Opinion
July 13, 1981
Appeal by defendant from a judgment of the Supreme Court, Queens County (Chetta, J.), rendered March 30, 1979, convicting him of burglary in the second degree and grand larceny in the third degree, upon a jury verdict, and imposing sentence. Judgment modified, on the law, by reducing the conviction of grand larceny in the third degree to one of petit larceny. As so modified, judgment affirmed. The People proved beyond a reasonable doubt, as found by the jury, that defendant had burglarized a private home owned by Mr. and Mrs. Keller, and had stolen therefrom two television sets and a five-year-old camera. The value of the television sets is uncontested and was established by an expert at $220. However, with respect to the camera, Mrs. Keller testified only that her husband had purchased it five years earlier at a military PX for $60 to $70. Although Mrs. Keller did say that the camera was in good working order at the time of the theft, no testimony was submitted establishing the market value of the camera as of that time.
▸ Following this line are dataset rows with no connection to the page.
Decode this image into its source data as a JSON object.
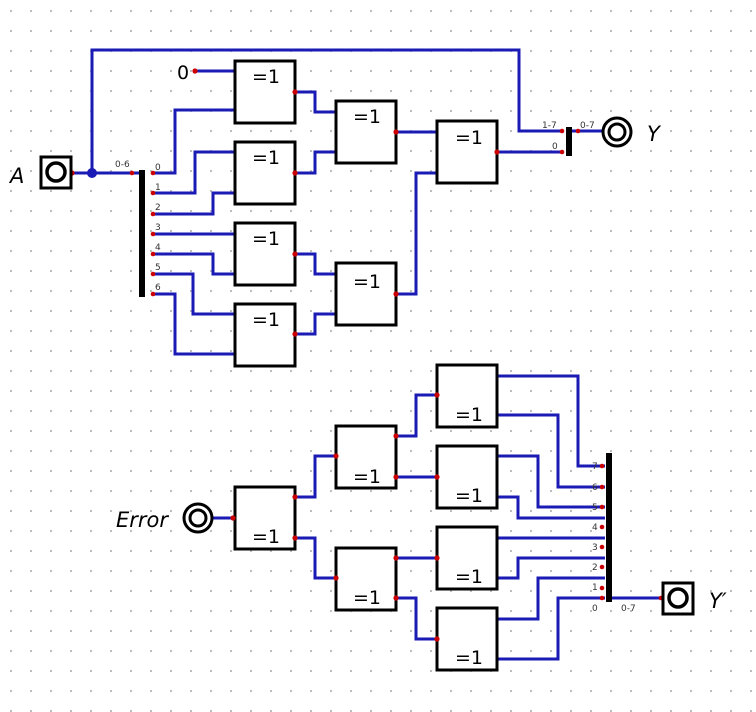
{
  "colors": {
    "wire": "#1a1ab5",
    "pin": "#cc0000",
    "grid_dot": "#b8b8b8",
    "gate_stroke": "#000000"
  },
  "gates": {
    "xor_label": "=1"
  },
  "inputs": {
    "a_label": "A",
    "error_label": "Error",
    "const_zero": "0"
  },
  "outputs": {
    "y_label": "Y",
    "y_prime_label": "Y′"
  },
  "splitter_top": {
    "bus_label": "0-6",
    "pins": [
      "0",
      "1",
      "2",
      "3",
      "4",
      "5",
      "6"
    ]
  },
  "combiner_y": {
    "upper_label": "1-7",
    "lower_label": "0",
    "out_label": "0-7"
  },
  "combiner_bottom": {
    "pins": [
      "7",
      "6",
      "5",
      "4",
      "3",
      "2",
      "1",
      "0"
    ],
    "out_label": "0-7"
  },
  "icons": {
    "input_pin": "square-input-pin-icon",
    "output_pin": "double-ring-output-pin-icon",
    "probe": "double-ring-probe-icon"
  }
}
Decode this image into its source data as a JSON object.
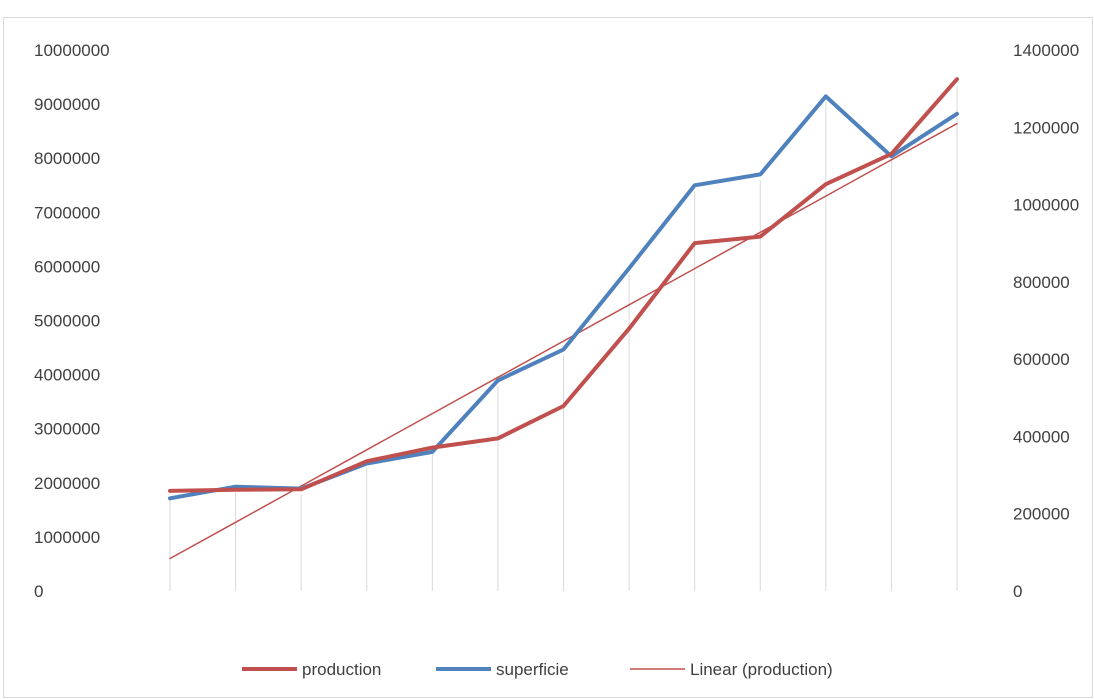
{
  "chart_data": {
    "type": "line",
    "title": "",
    "xlabel": "",
    "ylabel": "",
    "categories": [
      "",
      "",
      "",
      "",
      "",
      "",
      "",
      "",
      "",
      "",
      "",
      "",
      ""
    ],
    "series": [
      {
        "name": "production",
        "axis": "left",
        "color": "#c0504d",
        "values": [
          1850000,
          1870000,
          1880000,
          2400000,
          2650000,
          2820000,
          3420000,
          4850000,
          6430000,
          6550000,
          7520000,
          8080000,
          9460000
        ]
      },
      {
        "name": "superficie",
        "axis": "right",
        "color": "#4f81bd",
        "values": [
          240000,
          270000,
          265000,
          330000,
          360000,
          545000,
          625000,
          835000,
          1050000,
          1078000,
          1280000,
          1125000,
          1235000
        ]
      },
      {
        "name": "Linear (production)",
        "axis": "left",
        "color": "#c0504d",
        "trendline_of": "production",
        "values": [
          600000,
          1270000,
          1940000,
          2610000,
          3280000,
          3950000,
          4620000,
          5290000,
          5960000,
          6630000,
          7300000,
          7970000,
          8640000
        ]
      }
    ],
    "ylim": [
      0,
      10000000
    ],
    "y_ticks": [
      "0",
      "1000000",
      "2000000",
      "3000000",
      "4000000",
      "5000000",
      "6000000",
      "7000000",
      "8000000",
      "9000000",
      "10000000"
    ],
    "y2lim": [
      0,
      1400000
    ],
    "y2_ticks": [
      "0",
      "200000",
      "400000",
      "600000",
      "800000",
      "1000000",
      "1200000",
      "1400000"
    ],
    "grid": "vertical",
    "legend_position": "bottom"
  }
}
We have held that this type of evidence alone is insufficient to establish that the defendant had stolen property having an aggregate value in excess of $250, a necessary prerequisite for conviction of grand larceny in the third degree (Penal Law, § 155.30; see People v. Bell, 55 A.D.2d 624). However, the evidence presented did establish the crime of petit larceny, and we have modified the judgment accordingly. There is no need to remand for resentence since defendant has already served the maximum time to which he could be sentenced on the petit larceny conviction (see People v. Bell, supra). We have considered the other points raised on appeal, and find them to be without merit. Gibbons, J.P., Gulotta, Cohalan and Bracken, JJ., concur.